Breaching human rights
Broadly speaking, anyone who feels that their human rights have been breached can claim compensation. However, the Human Rights Act 1998 only applies to public authorities. Under section 6 of the Act, a “public authority” includes a person whose activities include functions of a public nature.
When it comes to human rights and surveillance, article 8(1) of the European Convention on Human Rights (ECHR) is a key provision. It says that every individual has the right to a private life. All defendants who perform functions of a public nature need to be aware that – theoretically, at least – claimants can argue that being subject to surveillance infringes their human rights. But it is important to appreciate that article 8(1) is not an absolute right. A public authority can carry out surveillance of someone without breaching article 8(1) if they can show that the surveillance is lawful, necessary for a legitimate aim and proportionate.
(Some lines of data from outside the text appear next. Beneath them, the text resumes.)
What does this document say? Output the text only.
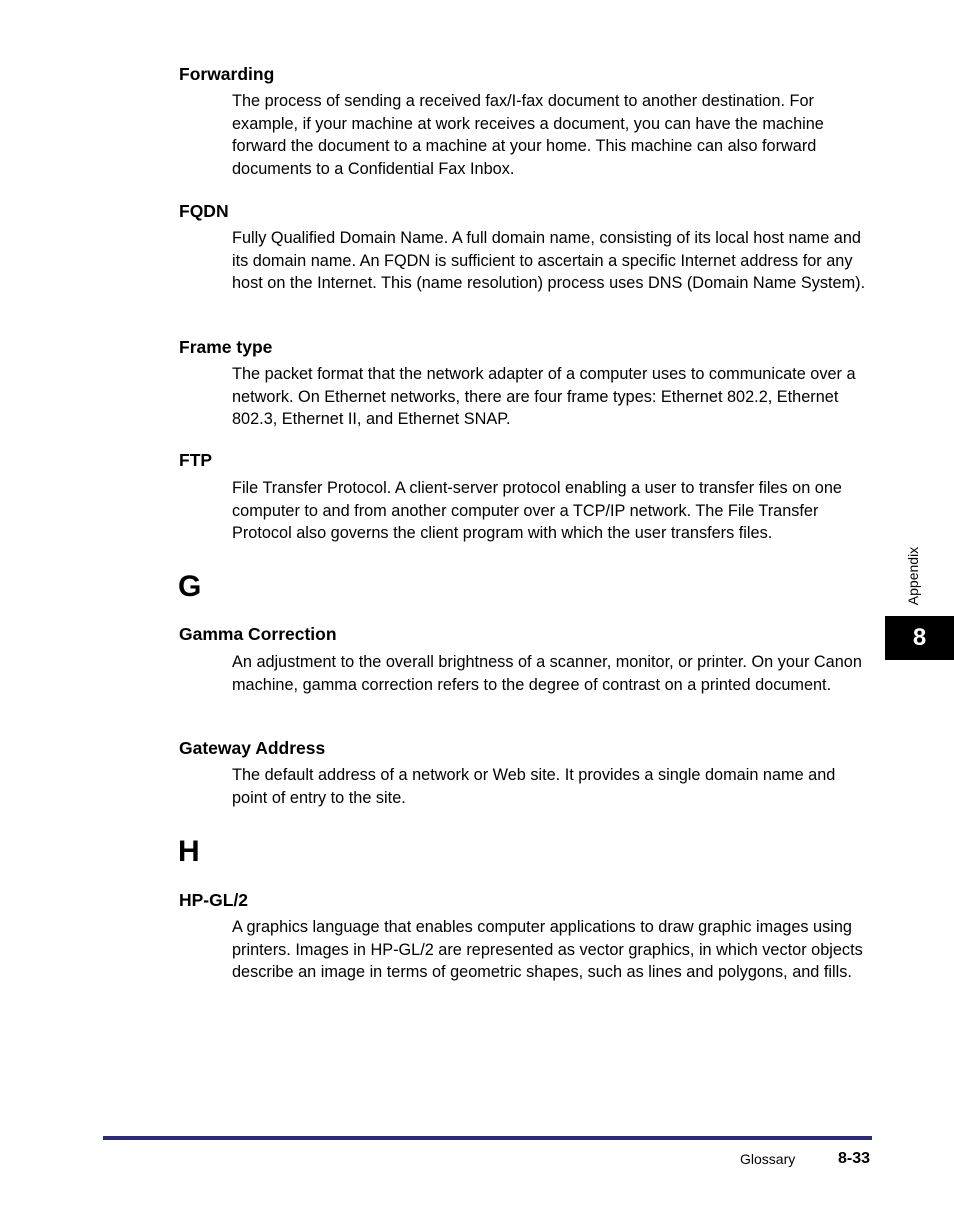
Forwarding
The process of sending a received fax/I-fax document to another destination. For example, if your machine at work receives a document, you can have the machine forward the document to a machine at your home. This machine can also forward documents to a Confidential Fax Inbox.
FQDN
Fully Qualified Domain Name. A full domain name, consisting of its local host name and its domain name. An FQDN is sufficient to ascertain a specific Internet address for any host on the Internet. This (name resolution) process uses DNS (Domain Name System).
Frame type
The packet format that the network adapter of a computer uses to communicate over a network. On Ethernet networks, there are four frame types: Ethernet 802.2, Ethernet 802.3, Ethernet II, and Ethernet SNAP.
FTP
File Transfer Protocol. A client-server protocol enabling a user to transfer files on one computer to and from another computer over a TCP/IP network. The File Transfer Protocol also governs the client program with which the user transfers files.
G
Gamma Correction
An adjustment to the overall brightness of a scanner, monitor, or printer. On your Canon machine, gamma correction refers to the degree of contrast on a printed document.
Gateway Address
The default address of a network or Web site. It provides a single domain name and point of entry to the site.
H
HP-GL/2
A graphics language that enables computer applications to draw graphic images using printers. Images in HP-GL/2 are represented as vector graphics, in which vector objects describe an image in terms of geometric shapes, such as lines and polygons, and fills.
Appendix
8
Glossary	8-33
In this context, legitimate aims will include the preservation of national security, public safety or the economic well-being of the country; the prevention of disorder or crime; the protection of health or morals; or the protection of the rights and freedoms of others. It could possibly be argued that preventing exaggerated or fraudulent claims is important for the economic well-being of the insurance industry and the morals of the country, and that therefore surveillance of individuals making such claims has a legitimate aim.
However, following the introduction of the Human Rights Act, some public bodies discovered that their investigatory activities lacked a legal basis. Consequently, they could not demonstrate that their surveillance of individuals was lawful.
The Regulation of Investigatory Powers Act 2000 (RIPA) was introduced to solve this problem. In essence, RIPA creates a process of authorisation and warrants for investigations, including surveillance. A defendant wishing to conduct surveillance has to complete an application form. This form is detailed and requires the applicant to provide information explaining the necessity and proportionality of the surveillance. This will then be considered by the appropriate body, which will either authorise or refuse permission for the surveillance requested. Generally speaking, authorisation must be sought before the surveillance starts. There are some occasions, though, where it can be obtained retrospectively.
RIPA applies only to criminal cases but civil investigations are analogous. Our advice is that the RIPA procedures should still be followed in civil cases so as to avoid claims under article 8(1) of the ECHR.
If a defendant does not comply with RIPA, then the claimant who is under surveillance can bring a claim and seek compensation for breach of article 8(1). To defeat any such claim (and indeed to prevent any breach occurring in the first place), a defendant needs to have an effective paper trail in place to show that they have complied with RIPA and obtained either authorisation or a warrant, making their actions lawful. This in turn will mean that they can show that their actions are proportionate and necessary, since the authorisation or warrant would not have been granted if the surveillance had not been both these things.
It is important that all public authorities are aware of the implications of article 8(1) of the ECHR, and that they have a good working knowledge of RIPA. They need to know which forms they must complete and who needs to review those forms to decide if authorisation should be granted or a warrant issued. To avoid the risk of litigation for any breach of article 8(1), the wisest course is to obtain authorisation before carrying out the surveillance.